Augenblicke später stellte er fest, dass es sich um eine Frau handelte. Neben ihr im Dreck lagen ein Kleiderbündel und eine verbeulte blecherne Wasserflasche aus Armeebeständen.

Aus der Entfernung, die gute zehn, zwölf Pferdelängen betrug, war jedoch nicht zu erkennen, ob die Frau vor körperlicher Erschöpfung dort zusammengebrochen oder Opfer eines Überfalls geworden war.

Melvin ließ seinen Blick schnell forschend über das umliegende Gelände schweifen, suchte nach einem Anzeichen von Gefahr und legte vorsorglich schon die Hand auf sein Gewehr. Er konnte jedoch weit und breit keine andere Menschenseele entdecken, und so gab er dann Flake die Sporen, um so schnell wie möglich zu der reglos am Boden liegenden Frau zu kommen. Vielleicht lebte sie ja noch und hatte in der Hitze nur einen Schwächeanfall erlitten.

Aber wenn ich sie nach Camden transportieren muss, kann ich den Tag gleich ganz abschreiben!, fuhr es ihm unwillkürlich durch den Kopf, als er Augenblicke später neben ihr vom Pferd sprang und sich zu ihr hinunterbeugte.

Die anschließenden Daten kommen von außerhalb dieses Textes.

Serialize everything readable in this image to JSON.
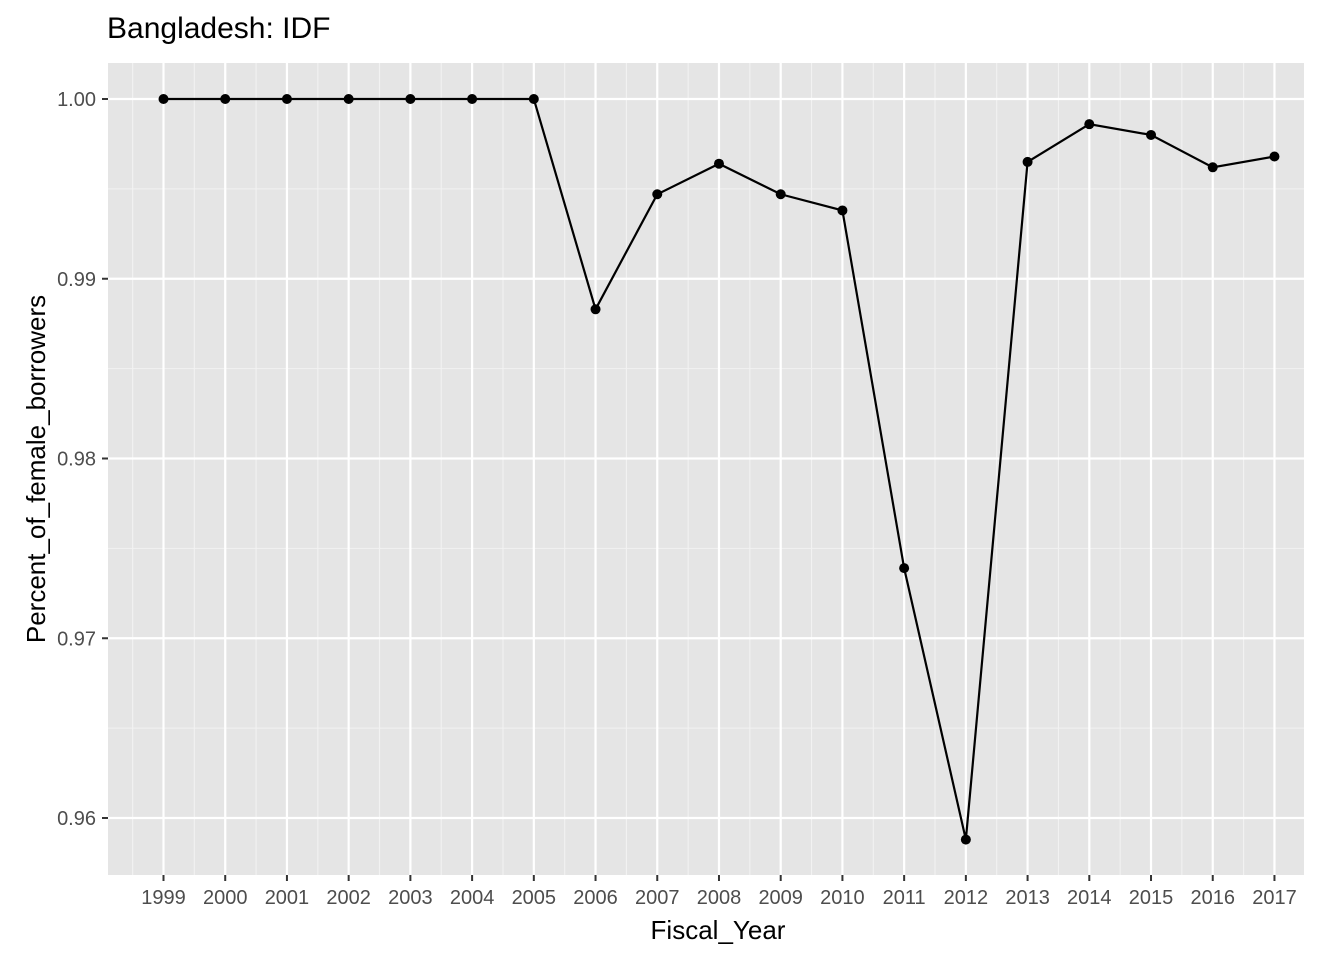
{
  "chart_data": {
    "type": "line",
    "title": "Bangladesh:  IDF",
    "xlabel": "Fiscal_Year",
    "ylabel": "Percent_of_female_borrowers",
    "x": [
      "1999",
      "2000",
      "2001",
      "2002",
      "2003",
      "2004",
      "2005",
      "2006",
      "2007",
      "2008",
      "2009",
      "2010",
      "2011",
      "2012",
      "2013",
      "2014",
      "2015",
      "2016",
      "2017"
    ],
    "values": [
      1.0,
      1.0,
      1.0,
      1.0,
      1.0,
      1.0,
      1.0,
      0.9883,
      0.9947,
      0.9964,
      0.9947,
      0.9938,
      0.9739,
      0.9588,
      0.9965,
      0.9986,
      0.998,
      0.9962,
      0.9968
    ],
    "yticks": [
      0.96,
      0.97,
      0.98,
      0.99,
      1.0
    ],
    "ytick_labels": [
      "0.96",
      "0.97",
      "0.98",
      "0.99",
      "1.00"
    ],
    "ylim": [
      0.9568,
      1.002
    ],
    "grid": true,
    "legend": "none",
    "colors": {
      "panel": "#e5e5e5",
      "grid": "#ffffff",
      "line": "#000000",
      "point": "#000000",
      "tick_text": "#4d4d4d"
    }
  }
}
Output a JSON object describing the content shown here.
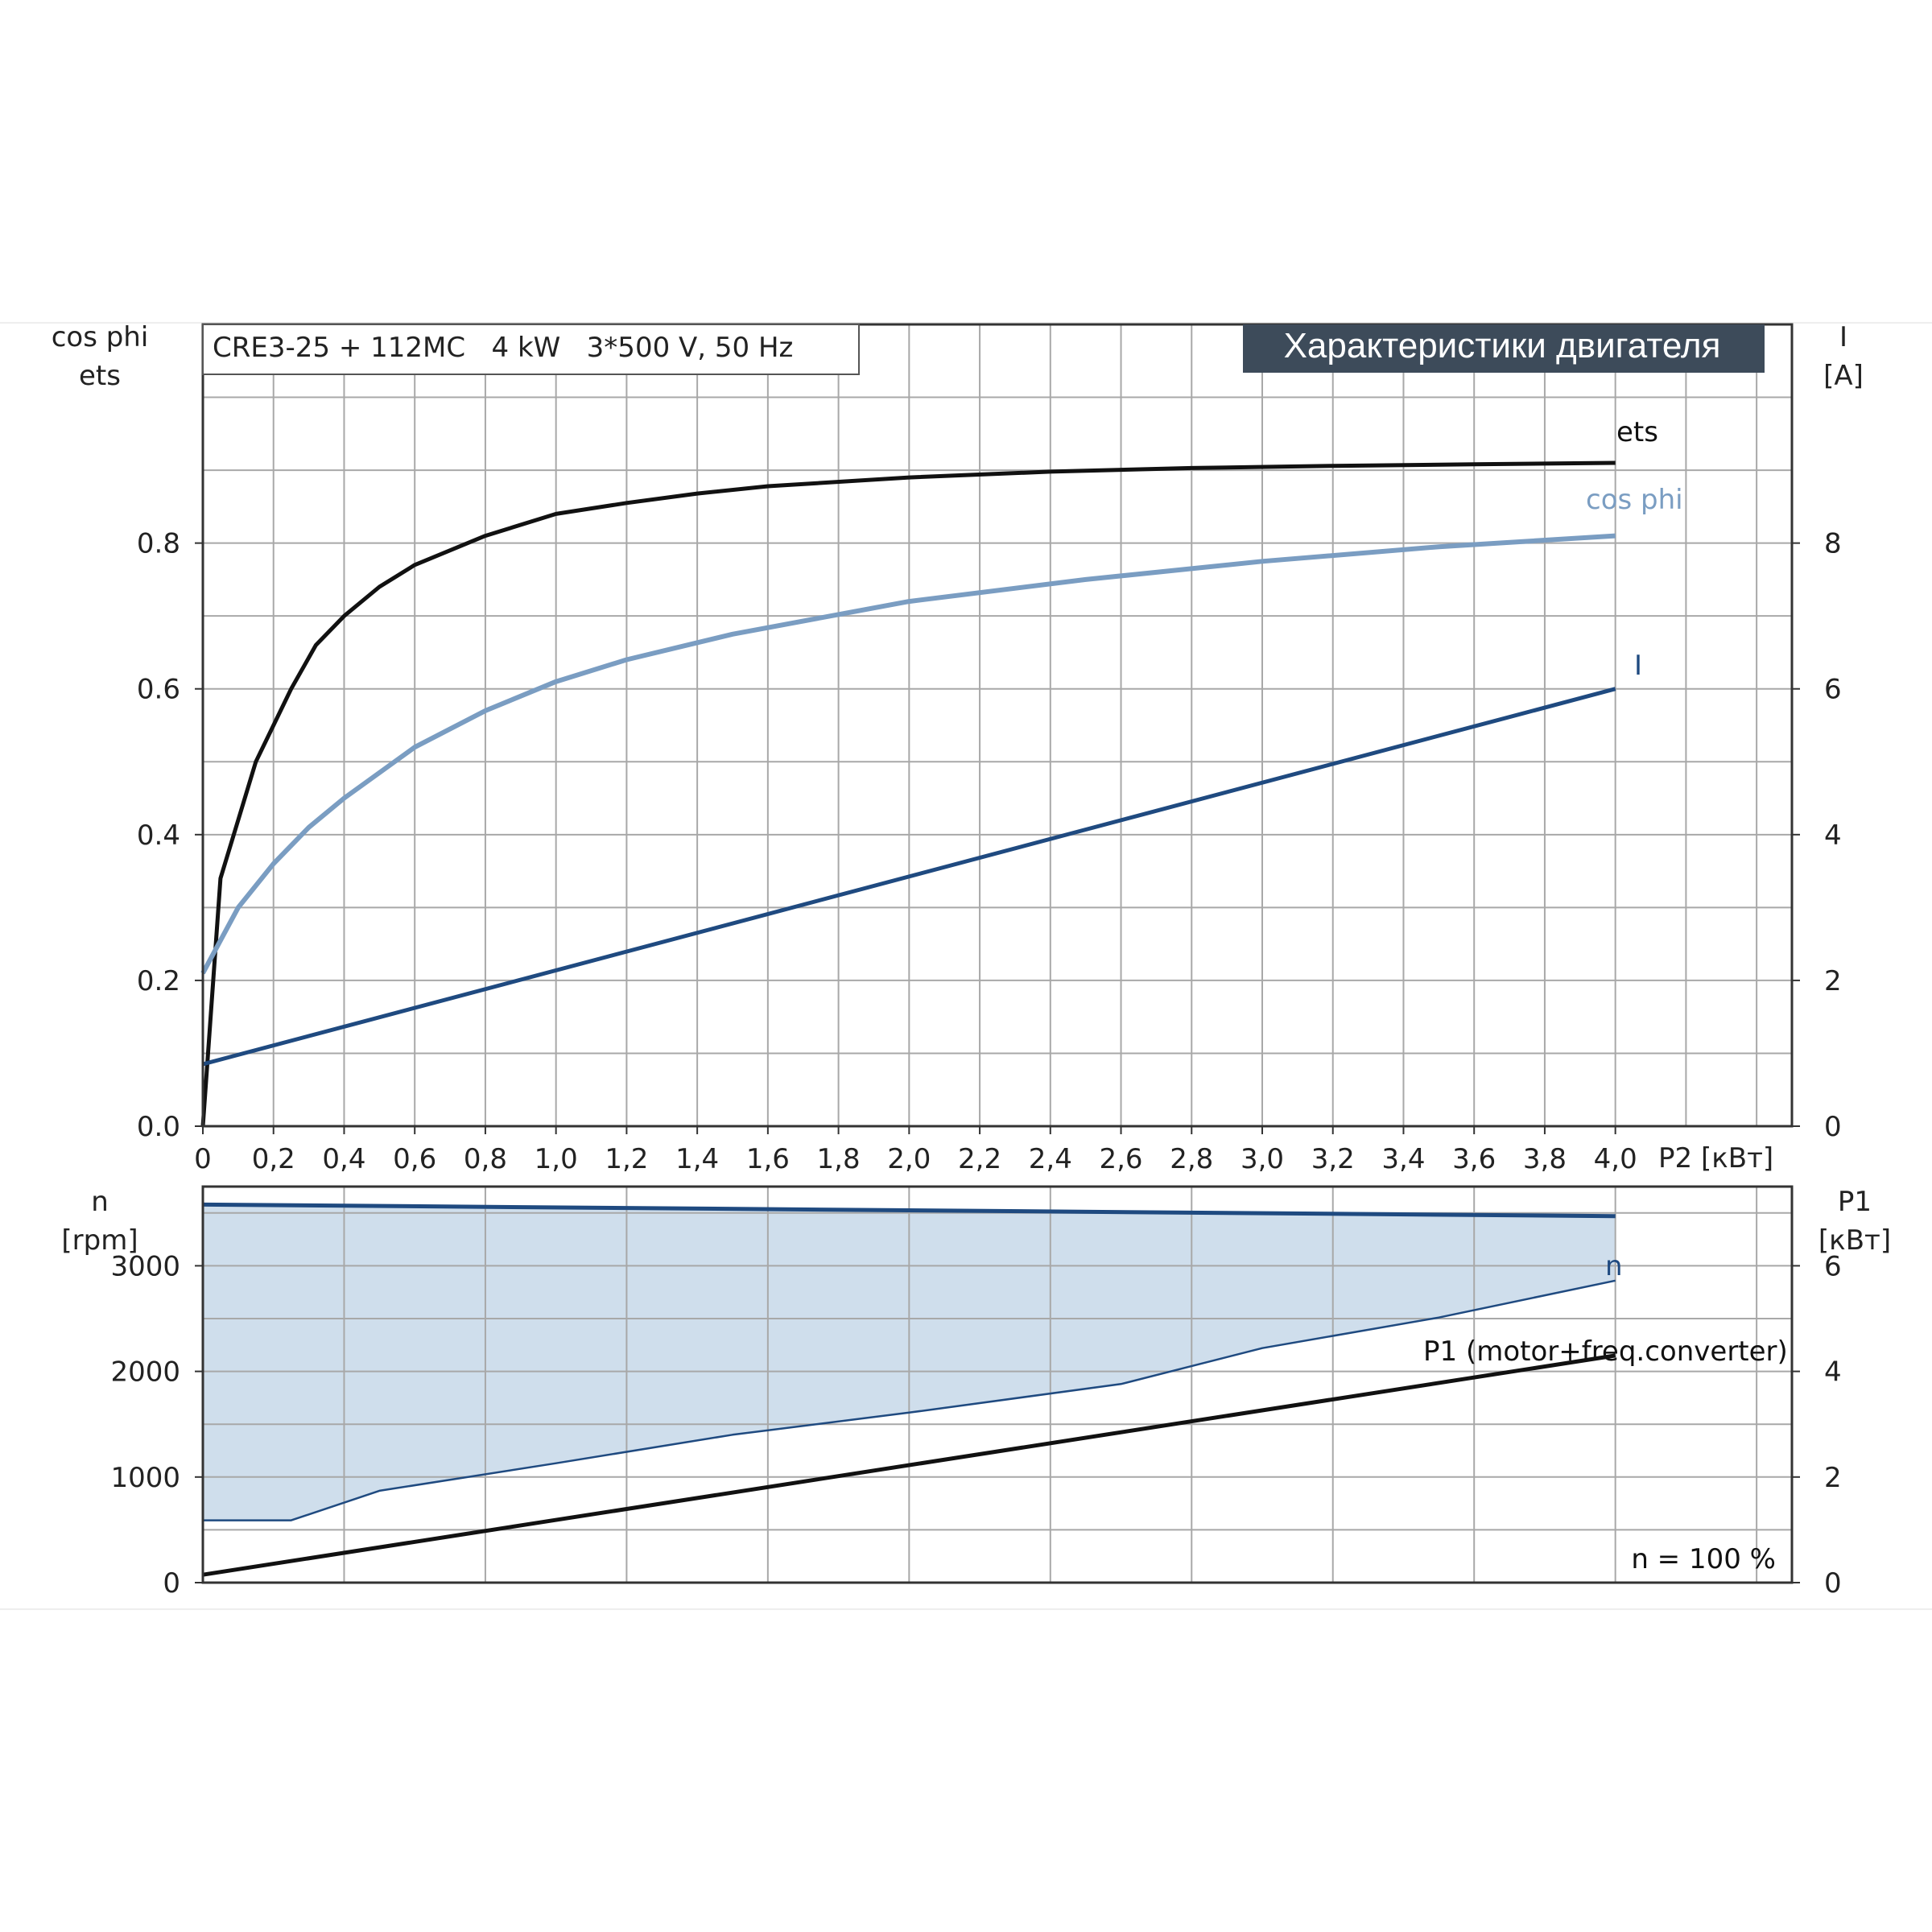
{
  "header": {
    "model_text": "CRE3-25 + 112MC   4 kW   3*500 V, 50 Hz",
    "title": "Характеристики двигателя"
  },
  "colors": {
    "ets": "#111111",
    "cos_phi": "#7a9dc2",
    "current": "#1f4a80",
    "speed": "#1f4a80",
    "p1": "#111111",
    "fill": "#cfdeec",
    "grid": "#a8a8a8",
    "title_bg": "#3d4b5a"
  },
  "chart_data": [
    {
      "type": "line",
      "x_label": "P2 [кВт]",
      "x_ticks": [
        "0",
        "0,2",
        "0,4",
        "0,6",
        "0,8",
        "1,0",
        "1,2",
        "1,4",
        "1,6",
        "1,8",
        "2,0",
        "2,2",
        "2,4",
        "2,6",
        "2,8",
        "3,0",
        "3,2",
        "3,4",
        "3,6",
        "3,8",
        "4,0"
      ],
      "xlim": [
        0,
        4.5
      ],
      "left_axis": {
        "label_top": "cos phi",
        "label_bottom": "ets",
        "ticks": [
          "0.0",
          "0.2",
          "0.4",
          "0.6",
          "0.8"
        ],
        "ylim": [
          0,
          1.1
        ]
      },
      "right_axis": {
        "label_top": "I",
        "label_bottom": "[A]",
        "ticks": [
          "0",
          "2",
          "4",
          "6",
          "8"
        ],
        "ylim": [
          0,
          11
        ]
      },
      "grid": true,
      "series": [
        {
          "name": "ets",
          "axis": "left",
          "x": [
            0,
            0.05,
            0.1,
            0.15,
            0.25,
            0.32,
            0.4,
            0.5,
            0.6,
            0.8,
            1.0,
            1.2,
            1.4,
            1.6,
            2.0,
            2.4,
            2.8,
            3.2,
            3.6,
            4.0
          ],
          "y": [
            0,
            0.34,
            0.42,
            0.5,
            0.6,
            0.66,
            0.7,
            0.74,
            0.77,
            0.81,
            0.84,
            0.855,
            0.868,
            0.878,
            0.89,
            0.898,
            0.903,
            0.906,
            0.908,
            0.91
          ]
        },
        {
          "name": "cos phi",
          "axis": "left",
          "x": [
            0,
            0.1,
            0.2,
            0.3,
            0.4,
            0.6,
            0.8,
            1.0,
            1.2,
            1.5,
            2.0,
            2.5,
            3.0,
            3.5,
            4.0
          ],
          "y": [
            0.21,
            0.3,
            0.36,
            0.41,
            0.45,
            0.52,
            0.57,
            0.61,
            0.64,
            0.675,
            0.72,
            0.75,
            0.775,
            0.795,
            0.81
          ]
        },
        {
          "name": "I",
          "axis": "right",
          "x": [
            0,
            4.0
          ],
          "y": [
            0.85,
            6.0
          ]
        }
      ]
    },
    {
      "type": "area",
      "x_ticks_shared": true,
      "left_axis": {
        "label_top": "n",
        "label_bottom": "[rpm]",
        "ticks": [
          "0",
          "1000",
          "2000",
          "3000"
        ],
        "ylim": [
          0,
          3750
        ]
      },
      "right_axis": {
        "label_top": "P1",
        "label_bottom": "[кВт]",
        "ticks": [
          "0",
          "2",
          "4",
          "6"
        ],
        "ylim": [
          0,
          7.5
        ]
      },
      "grid": true,
      "annotation": "n = 100 %",
      "series": [
        {
          "name": "n",
          "axis": "left",
          "x": [
            0,
            4.0
          ],
          "y": [
            3580,
            3470
          ]
        },
        {
          "name": "",
          "axis": "left",
          "x": [
            0,
            0.25,
            0.5,
            1.0,
            1.5,
            2.0,
            2.6,
            3.0,
            3.5,
            4.0
          ],
          "y": [
            590,
            590,
            870,
            1130,
            1400,
            1610,
            1880,
            2220,
            2510,
            2860
          ]
        },
        {
          "name": "P1 (motor+freq.converter)",
          "axis": "right",
          "x": [
            0,
            4.0
          ],
          "y": [
            0.15,
            4.3
          ]
        }
      ]
    }
  ]
}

Und wenn sie tot war, galt dasselbe. Denn natürlich konnte er sie nicht einfach hier im Busch liegen lassen und den wilden Tieren zum Fraß übereignen.

So oder so, der Tag ist gelaufen!

Er seufzte geplagt, rüttelte die Frau sanft an der Schulter und sprach sie an.

Ein leises Stöhnen antwortete ihm, und so etwas wie ein Ruck ging durch den Körper, als wäre die Frau aus der Bewusstlosigkeit erwacht.

»Dem Himmel sei Dank, du lebst, Frau!«, stieß Melvin hervor und wollte sie vorsichtig auf den Rücken drehen.

Auf diesen Moment hatte Cleo gewartet.

Während sie sich herumwarf, auf dem Gesicht eine Grimasse aus blanker Mordlust, schoss ihre verborgene Rechte mit dem Messer unter ihr hervor.

Fassungslos vor Entsetzen sah Melvin, wie der kalt blitzende Stahl einer Messerklinge unter dem Körper der Frau hervorkam. Im selben Augenblick erkannte er die Frau. Geistesgegenwärtig riss er seinen Arm hoch, um den Stich abzuwehren.

Die Klinge fuhr tief in seinen Oberarm.

Er schrie auf und taumelte zurück, fasste nach seinem verwundeten Arm und geriet ins Stolpern.

Sofort setzte Cleo ihm nach. »Krepier, du Hund!«, gellte sie und stach ein zweites Mal zu. Sie rammte ihm das Messer in den Leib, begleitet von einem kratzigen Lachen und einem weiteren lästerlichen Zuruf, der ihn jedoch nicht mehr erreichte.

Melvin stürzte rücklings zu Boden. Mit dem Hinterkopf schlug er auf einen der Felsbrocken und von einer Sekunde auf die andere verwandelte sich die gleißende Helligkeit in undurchdringliche Schwärze. Gleichzeitig explodierte in ihm ein fürchterlicher Schmerz, der sich mit blitzartiger Schnelligkeit bis in die letzte Faser seines Körpers ausbreitete und jegliche bewusste Wahrnehmung in ihm auslöschte.